Sunday, March 29, 2015

Political Theology in Mobile Suit Gundam Wing


"The metaphysical image that a definite epoch forges of the world has the same structure as what the world immediately understands to be appropriate as a form of its political organization."

- Carl Schmitt​, Political Theology, 1922

Mobile Suit Gundam Wing is set in a narrative context that reflects upon the promise, potentialities, and trauma of 20th Century Japan after the Meiji Restoration and the Second World War. The circumstances of the After Colony timeline are shaped by the industrial reproduction of the conditions of human life in the orbiting space colonies, and are primarily motivated by the ever escalating production of military armaments. The space colonies are a macrocosmic symbol of the collective objective actualization of the human condition, while the mobile suits are likewise a microcosmic symbol of the mechanization of human nature. The Earth Sphere Alliance represents the old Metternichean concert of nations; Oz, a fascist-takeover; the Gundams, anarchist terrorists; and White Fang, a socialist-proletarian revolution.

The Romefeller Foundation represents the ancient alliance of the imperial nobility with the Shinto clergy, while Treize Kushrenada represents a cadre of young military officers, who wish, by fascistically instrumentalizing this idea for the purposes of the state, to inculcate a new warrior ethos through continual battle. The brother-sister pair of Zechs and Releena are each representatives of the janos-faced duality of Japanese Buddhism, which is alternatively martial and pacific. The unmasking of Zechs as Miliardo Peacecraft results in a negative dialectical resolution of this dual-opposition, which inversely parallels Lady Une's positive resolution of her earlier schizophrenia. The Gundams perfectly consummate and re-direct the violence of industry and technology upon the objectified old order; first of the Earth Sphere Alliance, but increasingly in vertiginous uncertainty without a definite enemy. The thematic question "who is my enemy" then slowly morphs into a post-modern quandary, in which floats the negative flux of the symbolic forms that impart meaning to history, society, and politics.

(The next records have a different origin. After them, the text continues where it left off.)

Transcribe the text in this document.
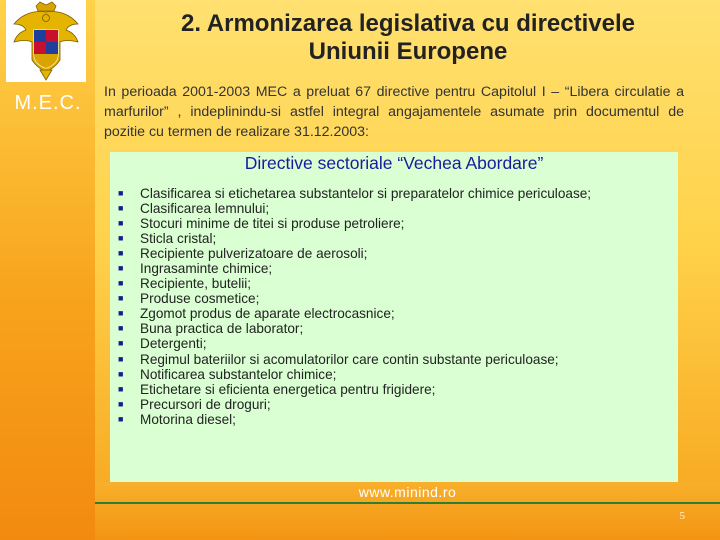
M.E.C.
2. Armonizarea legislativa cu directivele
Uniunii Europene
In perioada 2001-2003 MEC a preluat 67 directive pentru Capitolul I – “Libera circulatie a marfurilor” , indeplinindu-si astfel integral angajamentele asumate prin documentul de pozitie cu termen de realizare 31.12.2003:
Directive sectoriale “Vechea Abordare”
■ Clasificarea si etichetarea substantelor si preparatelor chimice periculoase;
■ Clasificarea lemnului;
■ Stocuri minime de titei si produse petroliere;
■ Sticla cristal;
■ Recipiente pulverizatoare de aerosoli;
■ Ingrasaminte chimice;
■ Recipiente, butelii;
■ Produse cosmetice;
■ Zgomot produs de aparate electrocasnice;
■ Buna practica de laborator;
■ Detergenti;
■ Regimul bateriilor si acomulatorilor care contin substante periculoase;
■ Notificarea substantelor chimice;
■ Etichetare si eficienta energetica pentru frigidere;
■ Precursori de droguri;
■ Motorina diesel;
www.minind.ro
5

When, later in the series, Milliardo Peacecraft commandeers the colonial proletarian-revolution White Fang, his hidden purpose is to reconcile the martial and pacific aspects of his own identity by absolutely negating the cosmic negativity of socio-political violence by crashing the space-battleship Libre into the Earth - with the shattering blast of an atomic bomb. Through this unprecedented act of wanton violence, he intends to symbolically liberate the unrealized potentialities of human subjectivity from the old objectified order grounded in the terrestrial confines of the Earth. This apocalyptic sacrifice of the objective world to liberate the subjective will through the absolute negation of violence suggests an immanent recapitulation, in an alternate and non-Christian future - of Jesus Christ's vicarious atonement. Yet the spatio-temporal immanence of this vicarious sacrifice also implies a contradiction between the absolutivity and relativity of the double-negation; for only an absolutely transcendent and eternal sacrifice - not merely in outer space beyond the Earth but beyond all space and time - could ever genuinely annihilate the totality of negativity, evil, and violence.

The many political conflicts of the series revolve around alternative theological conceptions of the political, or political theologies. The Earth Sphere Alliance believed in the Hobbesian god of the sovereign international comingling of nations; Treize believed in the agonistic Homeric god of battle, personified by the mobile suits and perfected by the Gundam Epyon; Miliardo believed in the immanent sacrificial atonement of himself and the Earth for the apocalyptic liberation of the new god of modern subjectivity. None of the Gundam pilots explicitly believe in any of these ideas of God, because each are merely nationally particularized ciphers for the as yet undecided religious decision of the audience (e.g. Heero : Japan :: Duo : North America :: Qatre : Turko-Semitic-Arabic :: Trowa : England-France :: Wufei : China :: Oz : Germany-Italy). The final thematic note is signaled, after the renunciation of violence by all the pilots, by Releena Peacecraft's belief in a future peace embodied in the World-Unified-Nation, which at once politically signifies the United Nations, but theologically signifies the imminent historical realization of the eschatological peace of Augustine's City of God.